Erschienen in:
01.01.2016 | Leitthema
Gewalt durch psychisch Kranke und gegen psychisch Kranke
verfasst von:
Prof. Dr. med. Tilman Steinert, Dr. biol.hum. Hans-Joachim Traub
Erschienen in:
Bundesgesundheitsblatt - Gesundheitsforschung - Gesundheitsschutz
|
Ausgabe 1/2016
Einloggen, um Zugang zu erhalten
Zusammenfassung
Ein erhöhtes Risiko für Gewaltdelikte bei Menschen mit psychotischen Erkrankungen ist heute gut gesichert. Bis in die jüngste Zeit wurde dies häufig bestritten unter der Überlegung, Stigmatisierung zu vermeiden.
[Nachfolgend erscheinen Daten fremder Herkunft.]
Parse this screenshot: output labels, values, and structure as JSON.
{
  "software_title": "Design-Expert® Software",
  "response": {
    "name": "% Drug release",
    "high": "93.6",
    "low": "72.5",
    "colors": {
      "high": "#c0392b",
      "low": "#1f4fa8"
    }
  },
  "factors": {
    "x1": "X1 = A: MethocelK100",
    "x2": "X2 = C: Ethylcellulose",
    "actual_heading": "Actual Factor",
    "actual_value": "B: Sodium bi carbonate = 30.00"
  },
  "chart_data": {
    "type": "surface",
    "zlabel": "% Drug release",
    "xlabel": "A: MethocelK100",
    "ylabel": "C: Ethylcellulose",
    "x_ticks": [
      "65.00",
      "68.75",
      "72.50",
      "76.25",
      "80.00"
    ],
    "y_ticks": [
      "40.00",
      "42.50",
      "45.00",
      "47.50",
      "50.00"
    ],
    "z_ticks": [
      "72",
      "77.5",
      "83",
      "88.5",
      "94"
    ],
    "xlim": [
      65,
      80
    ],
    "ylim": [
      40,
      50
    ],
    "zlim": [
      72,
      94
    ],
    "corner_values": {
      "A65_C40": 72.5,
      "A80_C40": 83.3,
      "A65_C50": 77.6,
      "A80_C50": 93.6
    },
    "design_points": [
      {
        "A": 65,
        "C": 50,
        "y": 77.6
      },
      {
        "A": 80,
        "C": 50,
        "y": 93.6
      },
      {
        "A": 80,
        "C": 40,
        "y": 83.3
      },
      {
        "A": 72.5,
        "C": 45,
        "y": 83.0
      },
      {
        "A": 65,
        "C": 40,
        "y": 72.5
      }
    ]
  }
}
Alkohol- und/oder Drogenmissbrauch erhöhen das Risiko in gleicher Weise, während eine adäquate Behandlung es drastisch reduziert. Beschäftigte in psychiatrischen Kliniken sind einem Risiko durch aggressive Übergriffe ausgesetzt. Diese gehen von einer insgesamt kleinen Zahl von Patienten aus, die schwer krank und sozial desintegriert sind und bei denen aggressives Verhalten häufig rezidivierend beobachtet wird. Neben Patientenmerkmalen spielen für aggressive Eskalationen jedoch auch Faktoren wie Stationsklima, die quantitative und qualitative personelle Ausstattung und die Architektur und das Raumangebot eine maßgebliche Rolle. Psychisch Kranke, insbesondere Frauen, werden demgegenüber in der Gesellschaft auch gehäuft Opfer von Straftaten und Gewaltverbrechen. Dies trifft auch dann zu, wenn um Merkmale wie soziale Schichtzugehörigkeit und Wohnumgebung korrigiert wird. Von staatlich legitimierter Gewalt sind psychisch Kranke im Rahmen von Zwangsmaßnahmen (Zwangseinweisung, Zwangsbehandlung, freiheitsentziehende Maßnahmen wie Fixierung und Isolierung) in psychiatrischen Kliniken betroffen. Eine ambulante Zwangsbehandlung ist in Deutschland, anders als etwa in der Schweiz und in England, nicht zulässig. Anstrengungen, Gewalt und Zwang über Evidenz-basierte Interventionen zu reduzieren, werden verbreitet unternommen, entsprechende Behandlungsleitlinien sind verfügbar.